They suggested that mind-altering substances could have been used in the Holy Temple in Jerusalem.

Tel Arad in the eastern Negev Desert, where there's a fortress constructed by the kingdom of Judah around the eighth century BCE. Credit: Wikimedia Commons.
Tel Arad in the eastern Negev Desert, where there’s a fortress constructed by the kingdom of Judah around the eighth century BCE. Credit: Wikimedia Commons.

As part of getting spiritually high, ancient Israelites apparently burned cannabis on altars during rituals, the first proof of a mind-altering substance being used to attract worshippers, according to a study published on May 28 in the academic journal of Tel Aviv University’s Institute of Archaeology, Tel Aviv.

Israeli researchers found a mixture of cannabis and dry dung in the residue on a 2,700-year-old altar at a temple in Tel Arad in the Negev Desert. The shrine was first unearthed about five decades ago.

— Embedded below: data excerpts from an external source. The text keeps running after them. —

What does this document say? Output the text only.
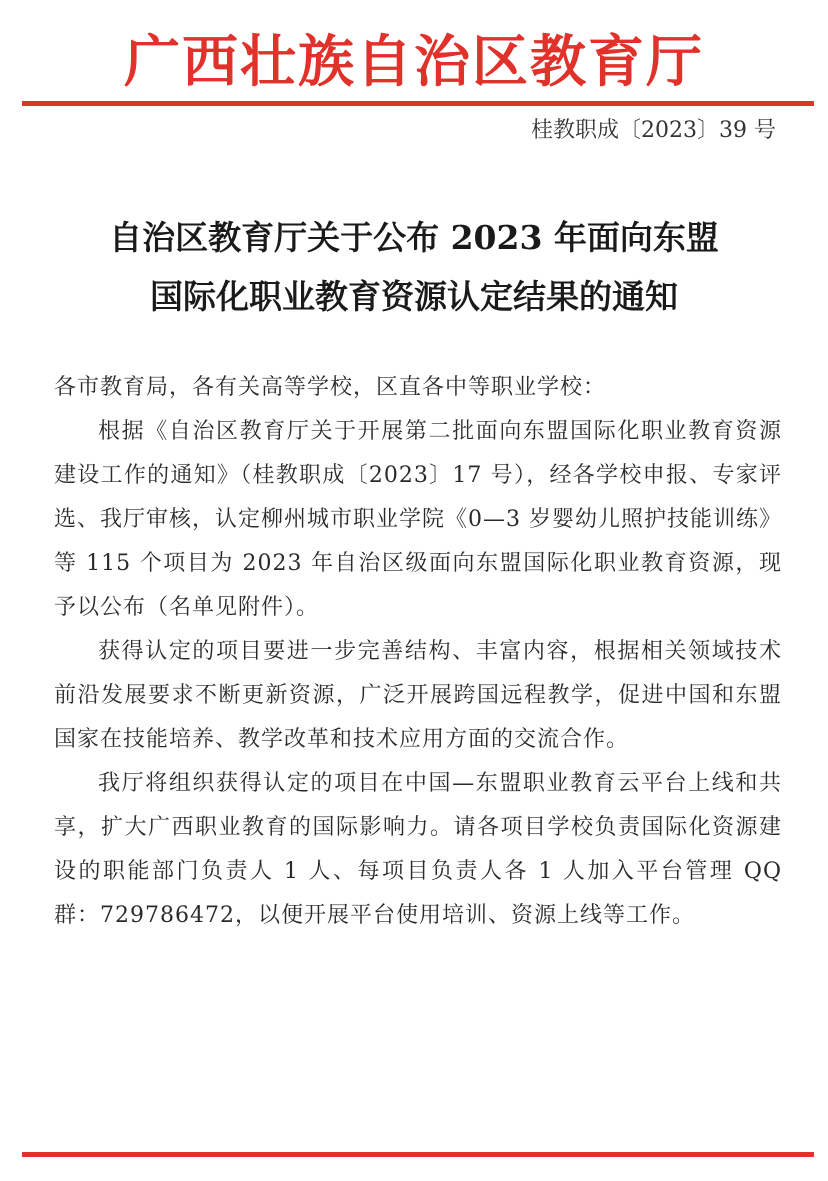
广西壮族自治区教育厅
桂教职成〔2023〕39 号
自治区教育厅关于公布 2023 年面向东盟
国际化职业教育资源认定结果的通知

各市教育局，各有关高等学校，区直各中等职业学校：

根据《自治区教育厅关于开展第二批面向东盟国际化职业教育资源建设工作的通知》（桂教职成〔2023〕17 号），经各学校申报、专家评选、我厅审核，认定柳州城市职业学院《0—3 岁婴幼儿照护技能训练》等 115 个项目为 2023 年自治区级面向东盟国际化职业教育资源，现予以公布（名单见附件）。

获得认定的项目要进一步完善结构、丰富内容，根据相关领域技术前沿发展要求不断更新资源，广泛开展跨国远程教学，促进中国和东盟国家在技能培养、教学改革和技术应用方面的交流合作。

我厅将组织获得认定的项目在中国—东盟职业教育云平台上线和共享，扩大广西职业教育的国际影响力。请各项目学校负责国际化资源建设的职能部门负责人 1 人、每项目负责人各 1 人加入平台管理 QQ 群：729786472，以便开展平台使用培训、资源上线等工作。
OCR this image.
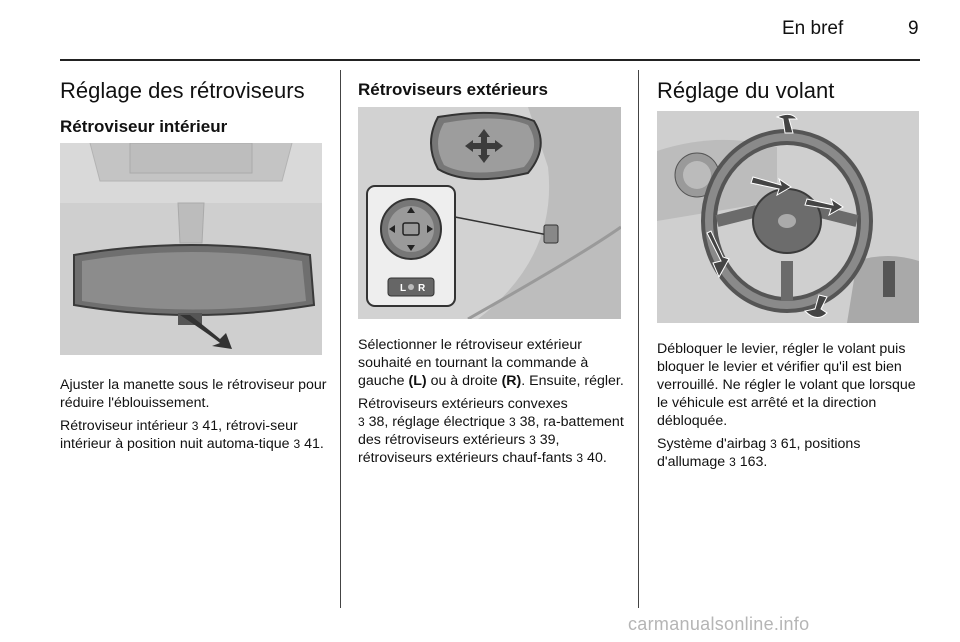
En bref	9
Réglage des rétroviseurs
Rétroviseur intérieur

Ajuster la manette sous le rétroviseur pour réduire l'éblouissement.

Rétroviseur intérieur 3 41, rétrovi-seur intérieur à position nuit automa-tique 3 41.

Rétroviseurs extérieurs
L R

Sélectionner le rétroviseur extérieur souhaité en tournant la commande à gauche (L) ou à droite (R). Ensuite, régler.

Rétroviseurs extérieurs convexes
3 38, réglage électrique 3 38, ra-battement des rétroviseurs extérieurs 3 39, rétroviseurs extérieurs chauf-fants 3 40.

Réglage du volant

Débloquer le levier, régler le volant puis bloquer le levier et vérifier qu'il est bien verrouillé. Ne régler le volant que lorsque le véhicule est arrêté et la direction débloquée.

Système d'airbag 3 61, positions d'allumage 3 163.

carmanualsonline.info
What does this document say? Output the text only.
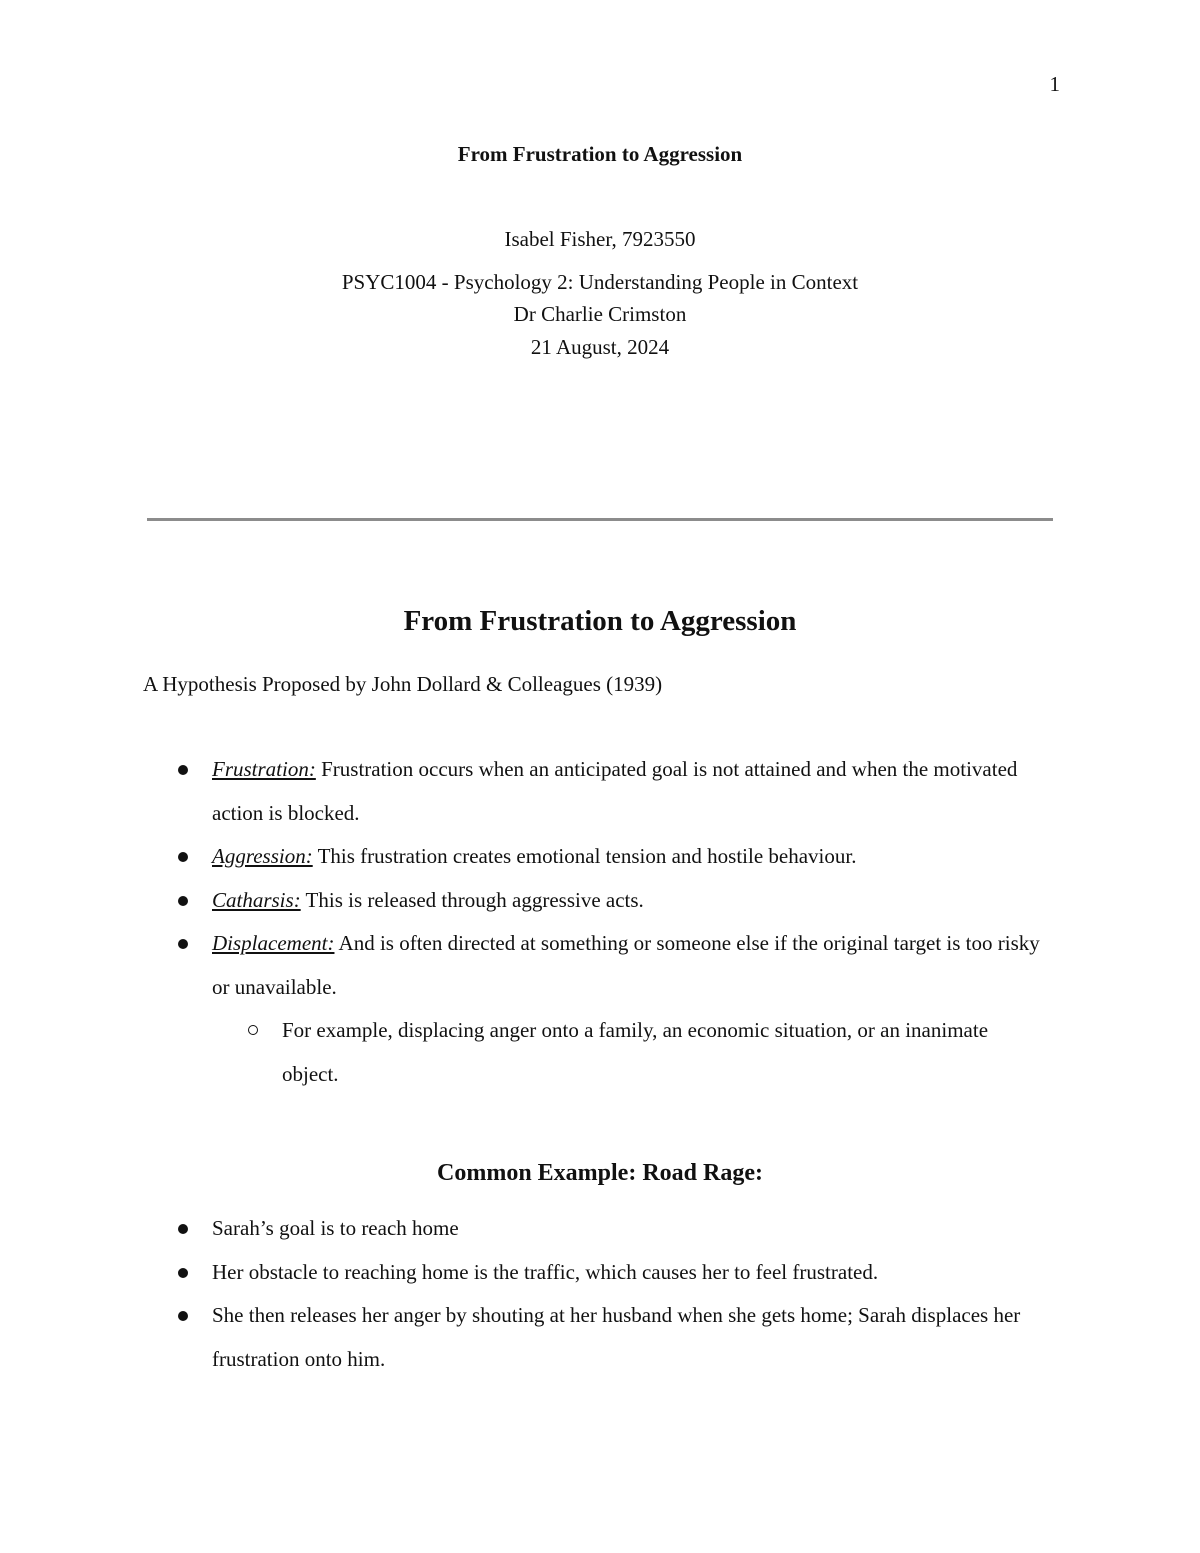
1
From Frustration to Aggression
Isabel Fisher, 7923550
PSYC1004 - Psychology 2: Understanding People in Context
Dr Charlie Crimston
21 August, 2024
From Frustration to Aggression
A Hypothesis Proposed by John Dollard & Colleagues (1939)
Frustration: Frustration occurs when an anticipated goal is not attained and when the motivated action is blocked.
Aggression: This frustration creates emotional tension and hostile behaviour.
Catharsis: This is released through aggressive acts.
Displacement: And is often directed at something or someone else if the original target is too risky or unavailable.
For example, displacing anger onto a family, an economic situation, or an inanimate object.
Common Example: Road Rage:
Sarah’s goal is to reach home
Her obstacle to reaching home is the traffic, which causes her to feel frustrated.
She then releases her anger by shouting at her husband when she gets home; Sarah displaces her frustration onto him.
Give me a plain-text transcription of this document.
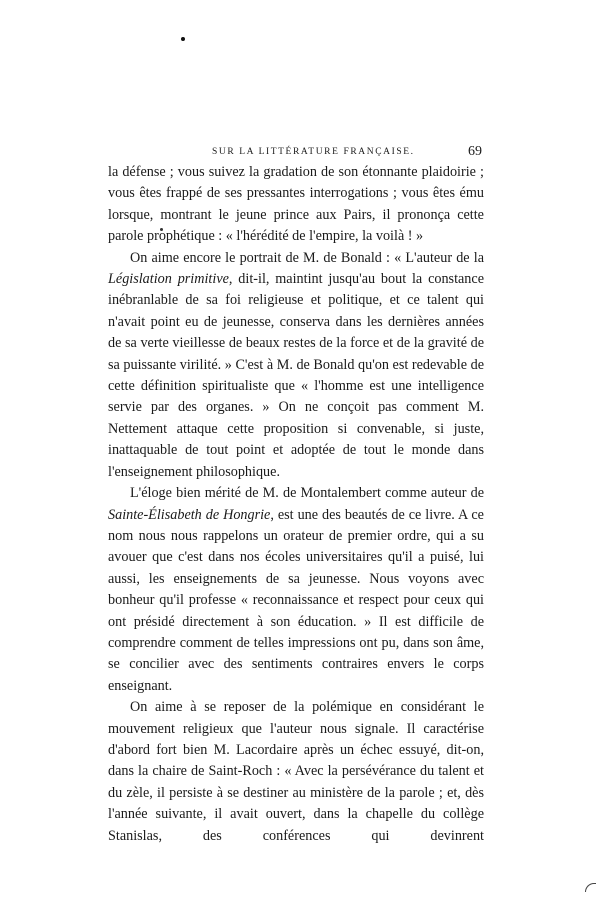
SUR LA LITTÉRATURE FRANÇAISE.	69

la défense ; vous suivez la gradation de son étonnante plaidoirie ; vous êtes frappé de ses pressantes interrogations ; vous êtes ému lorsque, montrant le jeune prince aux Pairs, il prononça cette parole prophétique : « l'hérédité de l'empire, la voilà ! »

On aime encore le portrait de M. de Bonald : « L'auteur de la Législation primitive, dit-il, maintint jusqu'au bout la constance inébranlable de sa foi religieuse et politique, et ce talent qui n'avait point eu de jeunesse, conserva dans les dernières années de sa verte vieillesse de beaux restes de la force et de la gravité de sa puissante virilité. » C'est à M. de Bonald qu'on est redevable de cette définition spiritualiste que « l'homme est une intelligence servie par des organes. » On ne conçoit pas comment M. Nettement attaque cette proposition si convenable, si juste, inattaquable de tout point et adoptée de tout le monde dans l'enseignement philosophique.

L'éloge bien mérité de M. de Montalembert comme auteur de Sainte-Élisabeth de Hongrie, est une des beautés de ce livre. A ce nom nous nous rappelons un orateur de premier ordre, qui a su avouer que c'est dans nos écoles universitaires qu'il a puisé, lui aussi, les enseignements de sa jeunesse. Nous voyons avec bonheur qu'il professe « reconnaissance et respect pour ceux qui ont présidé directement à son éducation. » Il est difficile de comprendre comment de telles impressions ont pu, dans son âme, se concilier avec des sentiments contraires envers le corps enseignant.

On aime à se reposer de la polémique en considérant le mouvement religieux que l'auteur nous signale. Il caractérise d'abord fort bien M. Lacordaire après un échec essuyé, dit-on, dans la chaire de Saint-Roch : « Avec la persévérance du talent et du zèle, il persiste à se destiner au ministère de la parole ; et, dès l'année suivante, il avait ouvert, dans la chapelle du collège Stanislas, des conférences qui devinrent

The researchers included Eran Arie of the Israel Museum in Jerusalem, the Volcani Institute’s Dvory Namdar and independent researcher Baruch Rosen.

“It seems feasible to suggest that the use of cannabis on the Arad altar had a deliberate psychoactive role. Cannabis odors are not appealing, and do not justify bringing the inflorescences from afar,” they wrote.

The researchers also suggested that mind-altering substances could have been used in the Holy Temple in Jerusalem.

“The presence of cannabis at Arad testifies to the use of mind-altering substances as part of cultic rituals in Judah,” they wrote. “The plants detected in this study can serve as an extra-biblical source in identifying the incense used in cultic practices not only at Arad but also those elsewhere in Judah, including Jerusalem.”